I’m not exactly the type of person who would ever desire to run a day care. I shy away from most organized ‘play group’ type children activities. And I can’t ever imagine myself a school teacher. Although neighbor children are always present (and welcome) in our home and babysitting for a friend is often in my schedule, I don’t typically surround myself with too many other children besides my own.
In November, I began a new assignment in my church. I have gone from a two year assignment of spending forty minutes every other week teaching the Bible to adults, to now keeping tabs on 60+ children for two hours each week. It is as different as night and day…
I have seen nose picking, I have seen potty dances, I have seen poor behavior, I have seen tears, I have seen a giant booger stuck to the front of a beautiful dress, I have smelt stinky breath, I have touched sticky, dirty hands, etc. etc. etc.
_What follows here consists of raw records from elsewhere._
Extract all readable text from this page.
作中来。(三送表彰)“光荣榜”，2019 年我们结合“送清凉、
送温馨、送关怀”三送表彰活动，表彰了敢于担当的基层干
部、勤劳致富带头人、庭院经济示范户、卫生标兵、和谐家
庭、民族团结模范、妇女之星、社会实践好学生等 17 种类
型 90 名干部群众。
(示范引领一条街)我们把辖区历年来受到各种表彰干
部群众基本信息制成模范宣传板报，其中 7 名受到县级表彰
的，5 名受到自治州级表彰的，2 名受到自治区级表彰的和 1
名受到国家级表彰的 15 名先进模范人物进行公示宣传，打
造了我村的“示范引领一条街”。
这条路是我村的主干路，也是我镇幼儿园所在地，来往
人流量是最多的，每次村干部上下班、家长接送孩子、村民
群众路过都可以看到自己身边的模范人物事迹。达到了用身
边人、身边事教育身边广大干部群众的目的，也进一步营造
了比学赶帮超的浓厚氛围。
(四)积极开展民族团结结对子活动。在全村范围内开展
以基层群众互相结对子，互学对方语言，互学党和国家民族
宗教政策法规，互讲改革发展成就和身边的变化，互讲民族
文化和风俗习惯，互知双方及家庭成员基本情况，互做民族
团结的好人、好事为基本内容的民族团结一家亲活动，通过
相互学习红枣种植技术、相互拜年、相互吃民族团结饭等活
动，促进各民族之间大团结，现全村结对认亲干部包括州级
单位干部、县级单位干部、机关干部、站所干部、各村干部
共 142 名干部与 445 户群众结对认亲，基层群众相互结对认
And I have been doing some quiet reflection.
The last time I was in there, I looked back at my now nine year old boy. He was sitting quietly, contently and focused on the speaker. I thought back to a few years ago, when he was just five years old. Somebody that worked closely with him cornered me at a social gathering one evening and began to list every inappropriate action and comment my son had done or said during his time with her. Nothing was of any serious nature, it was just very typical ‘boy stuff.’ However, the (one-sided) conversation left me feeling very discouraged and honestly, a little bit angry.
As mothers, we owe it to each other to love each other’s children. (And oh boy do I know how difficult that is, I mean heavens above, it is hard enough to like my own children all of the time.) I thought back to a lady who worked closely with my son at the same time as ‘the other lady’, who frequently said to me, “I just love him. He has a personality and he truly loves life.”
Isn’t that a nice way to describe a child who may not always be the perfect-sit-still and listen-to-the teacher-type-kid?
Last week, I removed my focus from my son and looked around the room. I saw YOUR children. Some had their hands pestering their neighbors, and some had their hands quietly in their laps, some children were sitting nicely on their chairs, others were acting like a monkey at the zoo. I was looking at my children and I was looking at your children.
And as a mother, I committed to love them all a little more.